The purpose of this work was to evaluate the effect of new fluoroscopic imaging hardware and software on patient skin entrance exposure during common IR procedures. Materials and Methods: A retrospective review of patient entrance reference point (PERP) using an automated dose database Imalogix (Bryn Mawr, PA) was performed from January 1, 2020, to September 20, 2020. The data was sorted by imaging equipment used (Siemens Healthineers, Forchheim, GR) and procedure description according to the Radlex playbook. Cases from three Artis Q units were pooled, as were cases from two Pheno units that employ advanced new imaging chain hardware and software. Statistics from thirteen most common procedures (N > 9) were evaluated using box and whisker plots. Results: There were 1134 cases for the Artis Q platform, and 759 cases for the Pheno platform. The thirteen most common procedures ranged from tunnel central line placement (308), down to IVC filter placement (19). The maximum median PERP for the Atris Q systems was 1484 mGy (arterial embolization) and the minimum median PERP was 3 mGy (peripherally inserted central catheter placement).
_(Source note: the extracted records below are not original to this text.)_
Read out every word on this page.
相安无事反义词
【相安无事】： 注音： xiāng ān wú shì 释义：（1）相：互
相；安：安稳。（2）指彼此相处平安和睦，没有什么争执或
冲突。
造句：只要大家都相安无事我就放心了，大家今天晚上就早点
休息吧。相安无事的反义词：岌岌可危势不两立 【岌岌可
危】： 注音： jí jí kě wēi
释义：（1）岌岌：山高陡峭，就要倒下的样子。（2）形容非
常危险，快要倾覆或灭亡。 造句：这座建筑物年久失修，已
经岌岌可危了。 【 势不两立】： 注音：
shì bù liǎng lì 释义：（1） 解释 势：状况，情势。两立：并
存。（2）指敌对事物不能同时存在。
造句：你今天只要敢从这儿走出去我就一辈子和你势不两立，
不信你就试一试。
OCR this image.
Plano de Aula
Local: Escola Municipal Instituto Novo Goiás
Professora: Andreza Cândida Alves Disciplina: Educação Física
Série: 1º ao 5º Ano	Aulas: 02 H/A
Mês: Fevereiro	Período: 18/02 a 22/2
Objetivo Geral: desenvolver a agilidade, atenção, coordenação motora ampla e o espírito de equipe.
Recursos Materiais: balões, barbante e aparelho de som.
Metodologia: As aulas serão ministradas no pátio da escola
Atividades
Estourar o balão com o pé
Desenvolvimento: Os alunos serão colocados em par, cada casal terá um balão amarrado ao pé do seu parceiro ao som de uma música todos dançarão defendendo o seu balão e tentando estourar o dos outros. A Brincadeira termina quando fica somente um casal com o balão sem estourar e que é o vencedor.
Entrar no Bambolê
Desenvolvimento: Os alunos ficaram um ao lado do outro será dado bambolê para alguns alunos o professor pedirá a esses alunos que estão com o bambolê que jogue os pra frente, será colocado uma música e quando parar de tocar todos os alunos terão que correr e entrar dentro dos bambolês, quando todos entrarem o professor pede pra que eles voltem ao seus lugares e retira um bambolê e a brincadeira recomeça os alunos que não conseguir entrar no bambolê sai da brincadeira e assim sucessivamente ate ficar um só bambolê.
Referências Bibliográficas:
The maximum median PERP for the Pheno systems was 769 mGy (arterial embolization) and the minimum median PERP was 1 mGy (peripherally inserted central catheter placement). Median PERP on the Pheno platform was less than Artis Q for 11/13 (85%) procedures. Interquartile range for PERP was less on the Pheno platform than Artis Q for 12/13 (92%) procedures. The average decrease in PERP on the Pheno platform was 46% for all procedures lower than Artis Q. Conclusions: Use of improved imaging hardware and software can reduce patient PERP by 46% for a range of common procedures. Future work needs to be performed to understand patient habitus, platform default dose rates and image quality to understand the dose reduction.